Motywacja Redukcja Zdrowie

Jak polubić bieganie

Chcesz zacząć biegać, żeby zrzucić kilka kilogramów lub poprawić swój stan zdrowia i kondycję? I słusznie! Nawet aktywność fizyczna o niskiej intensywności przyczynia się do wydłużenia życia [1], a 30 minut na bieżni powoduje natychmiastową poprawę samopoczucia [2]. A jednak… ciągle brakuje Ci motywacji, znajdujesz nowe wymówki i przekładasz bieganie „na później”? A może biegasz czasami, ale traktujesz to jak przykry obowiązek? Uważasz, że bieganie jest nudne? Nic bardziej mylnego!

Playlista, burza mózgu i medytacja

Wiele osób nie wyobraża sobie biegania bez muzyki. A przecież bieganie to nie taniec 😉 Nasza ulubiona playlista z całą pewnością może umilić nam trening, ale jeżeli słuchawki na uszy są dla Ciebie koniecznością, bez której nawet nie masz zamiaru rozpocząć biegu, to zły znak!

Przyjemność powinno czerpać się z biegania samego w sobie, a nie słuchania muzyki. Jednocześnie muzyka może nas niepotrzebnie rozpraszać. Źle dobrane utwory – np. za wolne i melancholijne, mogą nas zdemotywować. Inne kawałki mogą okazać się uciążliwe i zamiast skupić się na biegu będziemy zmieniać piosenki w poszukiwaniu tej idealnej.

Mało tego, okazuje się, że jeżeli tylko zostawisz słuchawki w domu i podczas biegu skupisz się na biciu swojego serca, uderzeniach stóp o asfalt, czy nawet dźwiękach natury, stworzysz idealne warunki do… medytacji.
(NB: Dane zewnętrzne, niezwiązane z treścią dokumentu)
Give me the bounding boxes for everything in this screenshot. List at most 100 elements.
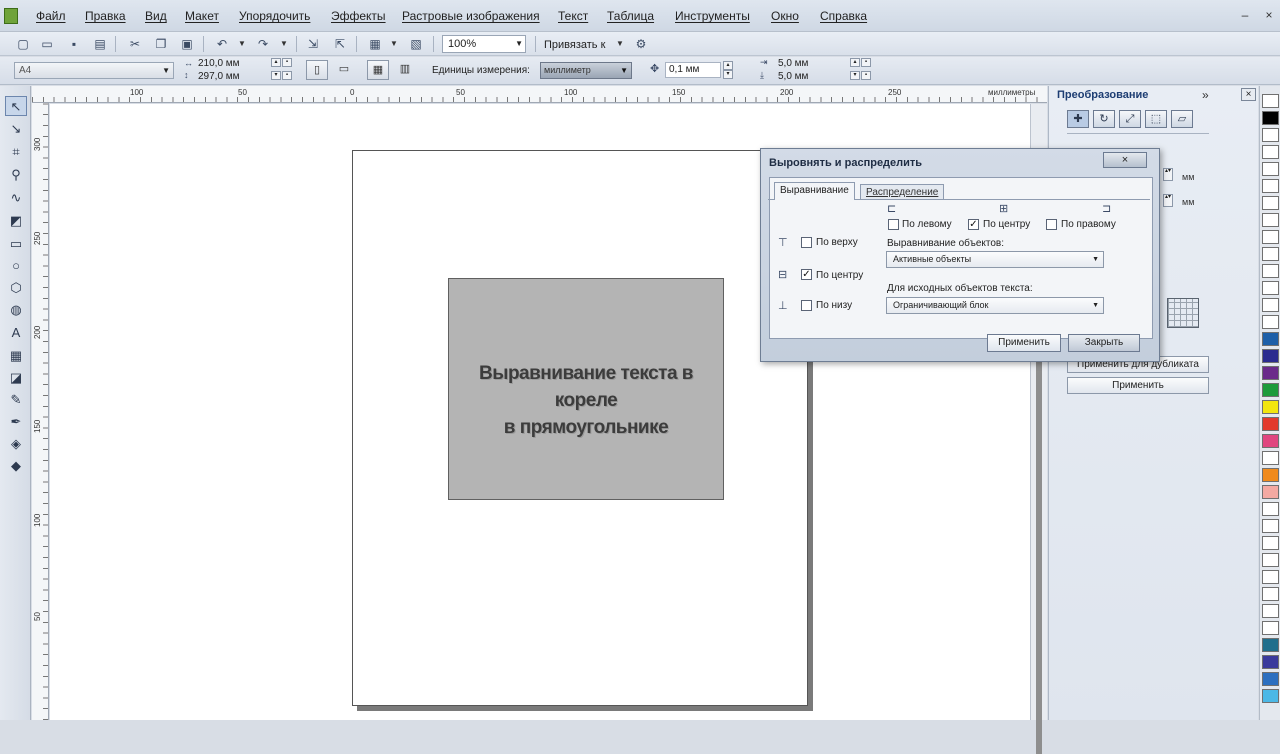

Tak! Do medytacji podczas biegu! Innowacyjne interwencje kliniczne wykorzystywane m. in. w leczeniu depresji łączą w sobie trening psychiczny i fizyczny (MAP, mental and physical training) poprzez medytację i ćwiczenia aerobowe tj. bieganie, przyczyniając się do nasilenia procesów powstawania nowych komórek nerwowych [3].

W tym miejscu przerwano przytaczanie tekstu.